Citizens can view performance measures, give feedback
Brian Coddington, Communications Director, 509.625.6740
Monday, May 11, 2015 at 12:30 p.m.
The City of Spokane is improving how citizens access and understand information about City performance in delivering services to citizens. On Monday, Mayor David Condon announced the launch of the new performance page on the City’s website.
The page features an easy tile-based layout and organizes City performance measures into 22 clear categories. Clicking on a tile reveals all of the performance measures in the category. Each measure includes interactive graphs and a few-sentence discussion about its significance, the expected performance and, in some cases, potential improvement strategies. The name of the department head responsible for the content and a way to provide feedback directly to the Mayor is also attached to each measure.
“We’re doing this because we want to hear from citizens,” said Mayor Condon. “It’s another important way that we keep city government affordable, accountable and aligned to the citizens we serve.”
Performance data is driving the decisions City leaders make and focuses resources where they can be most effective. The City has utilized the data and feedback to improve in a number of areas.
One such measure being tracked closely is how the City can better use energy produced at the Upriver Dam to save citizens money and reduce the load placed on the grid. The dam produces power that powers some of our booster stations and other needs. That practice typically saves the City up to $700,000 annually. There appears to be an opportunity to generate additional revenue with closer tracking and consideration of the activities we can do during peak and off-peak times. Using more power during off-peak times allows for the sale of power generated during peak hours at higher rates. It also reduces demand on the system during those high-use times. During the first quarter, 53 percent of the power we generated was used for pumping during off-peak hours. The City’s goal is to get that to 60 percent.
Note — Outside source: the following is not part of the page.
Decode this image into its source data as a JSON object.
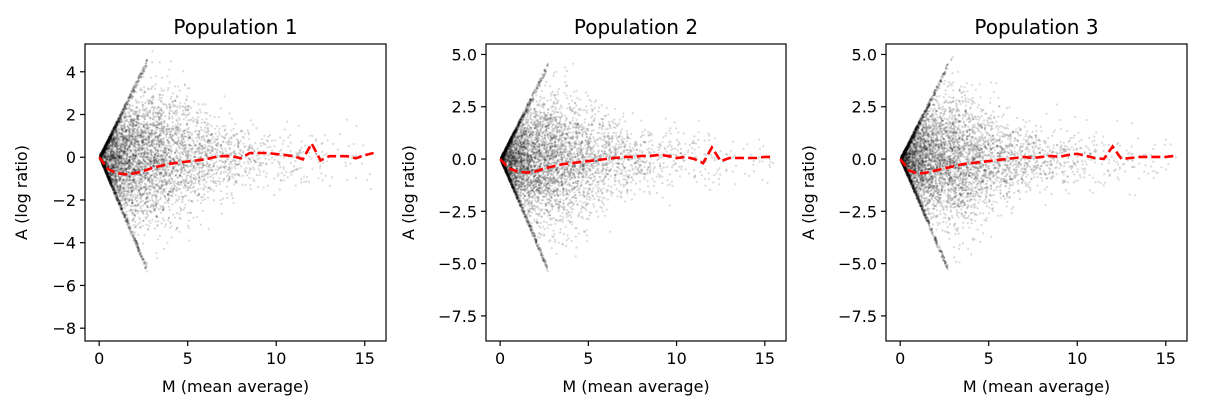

Including water services, the City is monitoring more than five dozen areas using this data-driven approach. The Spokane Police Division has been using data quite effectively for some time to position its resources daily. The City also monitors fire response times and several measures related to the condition of our streets and improvements to road conditions. In the past quarter, the Office of Neighborhood Services & Code Enforcement has used data and feedback to drive down the time between when a code enforcement complaint is received and when an investigation begins. The department is getting close to the City’s goal of two days or less between complaint and investigation.
A complete list of performance measures can be found at SpokaneCity.org/performs.